8.                       What role will the bars play according to the current European projects?

Self-regulation capabilities are at the essence of the independence of the legal profession. As more e-government initiatives take place at the EU level (e.g., e-CODEX), it becomes indispensable for bars to represent the interests of their lawyers at this level as well. Although lawyers work under very different legal regimes and under vastly different organisations, we have a common interest in participating as early as possible in any new e-government initiatives and projects.

We cannot expect governments and bodies of the EU to speak for us, to develop solutions that are not only accessible to citizens, but that also cater to the special needs of lawyers. Even though the usefulness of an independent legal profession is never questioned, we must actively participate in e-government solutions in order to not be treated in the same manner as the clients that we represent. Without lawyer-specific input, implemented e-government solutions will only be tailored to individual citizens, and therefore lawyers will not be technically able to realize their full capabilities. We will not be able to facilitate the interaction between government and citizens (business), and that is, in itself, a very large long-term risk.

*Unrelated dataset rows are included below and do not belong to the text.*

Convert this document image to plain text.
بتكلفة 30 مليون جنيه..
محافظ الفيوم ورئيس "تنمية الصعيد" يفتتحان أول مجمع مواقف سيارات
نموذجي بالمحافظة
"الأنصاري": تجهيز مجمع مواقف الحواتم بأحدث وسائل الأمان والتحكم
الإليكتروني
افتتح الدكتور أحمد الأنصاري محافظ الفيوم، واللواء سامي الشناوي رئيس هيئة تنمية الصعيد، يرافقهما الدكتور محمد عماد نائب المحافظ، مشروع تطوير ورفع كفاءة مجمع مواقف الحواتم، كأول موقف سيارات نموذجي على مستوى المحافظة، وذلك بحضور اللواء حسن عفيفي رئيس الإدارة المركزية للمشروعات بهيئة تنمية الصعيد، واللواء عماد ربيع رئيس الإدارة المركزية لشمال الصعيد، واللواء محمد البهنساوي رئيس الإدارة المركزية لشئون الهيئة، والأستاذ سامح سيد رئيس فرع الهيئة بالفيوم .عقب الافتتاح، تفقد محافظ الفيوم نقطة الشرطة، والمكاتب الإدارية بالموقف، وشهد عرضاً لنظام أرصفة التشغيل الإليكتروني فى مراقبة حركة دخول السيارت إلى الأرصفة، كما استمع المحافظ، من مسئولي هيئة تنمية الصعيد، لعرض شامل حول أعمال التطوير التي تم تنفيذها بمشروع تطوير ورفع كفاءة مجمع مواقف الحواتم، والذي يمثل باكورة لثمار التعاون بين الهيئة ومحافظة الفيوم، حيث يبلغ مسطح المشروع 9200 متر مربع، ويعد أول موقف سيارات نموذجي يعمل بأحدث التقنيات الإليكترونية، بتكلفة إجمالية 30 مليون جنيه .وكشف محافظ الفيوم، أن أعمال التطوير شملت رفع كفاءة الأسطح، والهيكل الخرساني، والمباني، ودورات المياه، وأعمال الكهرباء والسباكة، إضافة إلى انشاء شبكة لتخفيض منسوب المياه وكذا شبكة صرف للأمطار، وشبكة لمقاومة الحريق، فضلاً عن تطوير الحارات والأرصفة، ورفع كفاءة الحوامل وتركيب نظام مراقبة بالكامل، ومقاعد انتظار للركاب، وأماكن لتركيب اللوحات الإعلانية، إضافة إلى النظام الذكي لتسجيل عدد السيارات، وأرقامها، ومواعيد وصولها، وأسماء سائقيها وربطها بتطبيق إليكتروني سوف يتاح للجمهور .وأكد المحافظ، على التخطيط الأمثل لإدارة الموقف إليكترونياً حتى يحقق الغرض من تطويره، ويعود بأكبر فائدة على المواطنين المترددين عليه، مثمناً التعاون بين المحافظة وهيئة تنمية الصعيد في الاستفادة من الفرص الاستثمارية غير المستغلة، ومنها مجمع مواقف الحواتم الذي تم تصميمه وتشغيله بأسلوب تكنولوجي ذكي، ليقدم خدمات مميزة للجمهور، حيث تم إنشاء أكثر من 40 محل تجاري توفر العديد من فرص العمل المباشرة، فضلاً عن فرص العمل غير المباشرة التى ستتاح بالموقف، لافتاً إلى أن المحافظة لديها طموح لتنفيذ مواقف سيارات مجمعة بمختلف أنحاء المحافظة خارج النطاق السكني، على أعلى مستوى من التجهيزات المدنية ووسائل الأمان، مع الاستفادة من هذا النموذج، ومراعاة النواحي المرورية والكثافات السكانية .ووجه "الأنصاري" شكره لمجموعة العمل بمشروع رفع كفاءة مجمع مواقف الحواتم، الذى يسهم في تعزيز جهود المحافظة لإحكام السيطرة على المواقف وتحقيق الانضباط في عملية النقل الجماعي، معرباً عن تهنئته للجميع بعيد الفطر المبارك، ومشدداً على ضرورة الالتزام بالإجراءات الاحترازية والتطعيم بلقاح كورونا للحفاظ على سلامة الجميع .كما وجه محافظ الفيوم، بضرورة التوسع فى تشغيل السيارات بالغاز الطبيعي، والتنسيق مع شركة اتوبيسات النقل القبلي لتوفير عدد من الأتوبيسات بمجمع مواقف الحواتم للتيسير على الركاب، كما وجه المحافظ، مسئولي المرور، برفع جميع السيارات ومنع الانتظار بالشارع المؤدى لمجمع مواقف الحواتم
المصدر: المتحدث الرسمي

The risk is not that e-government services or IT would displace lawyers as a whole (although there are considerable areas where this will be an issue), but that the importance and capabilities of our profession will be decreased, with clients simultaneously receiving a lower level of service.

This is why it is important for the bars to not only react at the national level of e-government services, but likewise at the EU level as well. It is significantly easier to find a working solution at the CCBE that is good for both lawyers in Slovakia and in the UK, than to find a common platform at national levels, which are lumped together with the problems of courts, ministries and citizens. Our experiences with e-CODEX and Find-A-Lawyer have clearly shown that the CCBE's opinion is duly taken into account at the EU level.